White Christian nationalists are propagandizing to fear the “other” in our society. People I ask way overestimate the percentage of African-Americans in the U.S. population. According to a Gallop poll 56% of Americans think the African-Americans represent 30% or more of the population, rather than the actual 13.6%. White supremacists find it politically advantageous to push exaggerated numbers. The African-American percentage of the U.S. population is rather stable. People who identified as white alone in 2020 comprised 61.6%, but if added to those who identified ed as white in combination with another race group, their percentage was 71% of the total population.
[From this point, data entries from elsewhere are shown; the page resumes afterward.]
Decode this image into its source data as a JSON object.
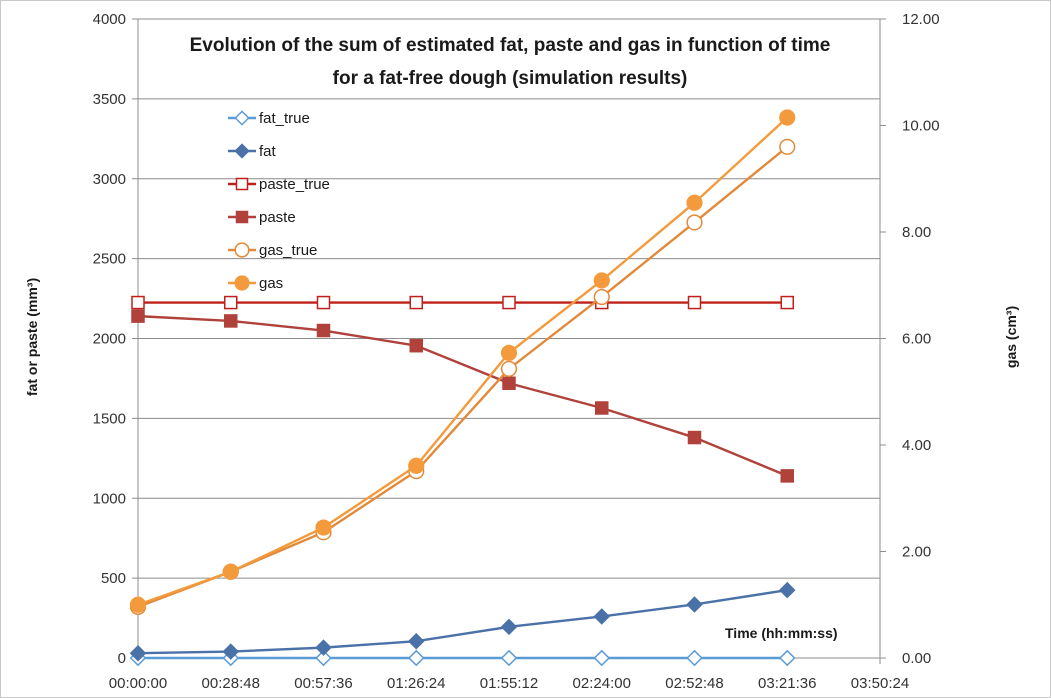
{
  "chart_data": {
    "type": "line",
    "title_lines": [
      "Evolution of the sum of estimated fat, paste and gas in function of time",
      "for a fat-free dough (simulation results)"
    ],
    "xlabel": "Time (hh:mm:ss)",
    "ylabel": "fat or paste (mm³)",
    "y2label": "gas (cm³)",
    "x_ticks": [
      "00:00:00",
      "00:28:48",
      "00:57:36",
      "01:26:24",
      "01:55:12",
      "02:24:00",
      "02:52:48",
      "03:21:36",
      "03:50:24"
    ],
    "x_minutes": [
      0,
      28.8,
      57.6,
      86.4,
      115.2,
      144,
      172.8,
      201.6,
      230.4
    ],
    "xlim": [
      0,
      230.4
    ],
    "ylim": [
      0,
      4000
    ],
    "y_ticks": [
      "0",
      "500",
      "1000",
      "1500",
      "2000",
      "2500",
      "3000",
      "3500",
      "4000"
    ],
    "y2lim": [
      0,
      12
    ],
    "y2_ticks": [
      "0.00",
      "2.00",
      "4.00",
      "6.00",
      "8.00",
      "10.00",
      "12.00"
    ],
    "grid": true,
    "legend_position": "upper-left",
    "series": [
      {
        "name": "fat_true",
        "axis": "left",
        "color": "#5b9bd5",
        "marker": "diamond",
        "filled": false,
        "x": [
          0,
          28.8,
          57.6,
          86.4,
          115.2,
          144,
          172.8,
          201.6
        ],
        "values": [
          0,
          0,
          0,
          0,
          0,
          0,
          0,
          0
        ]
      },
      {
        "name": "fat",
        "axis": "left",
        "color": "#4a72a8",
        "marker": "diamond",
        "filled": true,
        "x": [
          0,
          28.8,
          57.6,
          86.4,
          115.2,
          144,
          172.8,
          201.6
        ],
        "values": [
          30,
          40,
          65,
          105,
          195,
          260,
          335,
          425
        ]
      },
      {
        "name": "paste_true",
        "axis": "left",
        "color": "#c0201a",
        "marker": "square",
        "filled": false,
        "x": [
          0,
          28.8,
          57.6,
          86.4,
          115.2,
          144,
          172.8,
          201.6
        ],
        "values": [
          2225,
          2225,
          2225,
          2225,
          2225,
          2225,
          2225,
          2225
        ]
      },
      {
        "name": "paste",
        "axis": "left",
        "color": "#b0413b",
        "marker": "square",
        "filled": true,
        "x": [
          0,
          28.8,
          57.6,
          86.4,
          115.2,
          144,
          172.8,
          201.6
        ],
        "values": [
          2140,
          2110,
          2050,
          1955,
          1720,
          1565,
          1380,
          1140
        ]
      },
      {
        "name": "gas_true",
        "axis": "right",
        "color": "#e3893a",
        "marker": "circle",
        "filled": false,
        "x": [
          0,
          28.8,
          57.6,
          86.4,
          115.2,
          144,
          172.8,
          201.6
        ],
        "values": [
          0.96,
          1.62,
          2.36,
          3.51,
          5.43,
          6.78,
          8.18,
          9.6
        ]
      },
      {
        "name": "gas",
        "axis": "right",
        "color": "#f39a3c",
        "marker": "circle",
        "filled": true,
        "x": [
          0,
          28.8,
          57.6,
          86.4,
          115.2,
          144,
          172.8,
          201.6
        ],
        "values": [
          1.0,
          1.62,
          2.45,
          3.61,
          5.73,
          7.09,
          8.55,
          10.15
        ]
      }
    ]
  }
}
The largest increase in U.S. percentage were those who claimed mixed race moving from 2.9% of the population to 10.2%. Any analysis of these census figures belies the fear propaganda of minorities taking over and being vindictive toward whites in our society.

 

We can take pride in that our society has been moving in the direction of a diverse society that treats its citizens on the content of character and ability rather than a superficial glance at the color of their skin.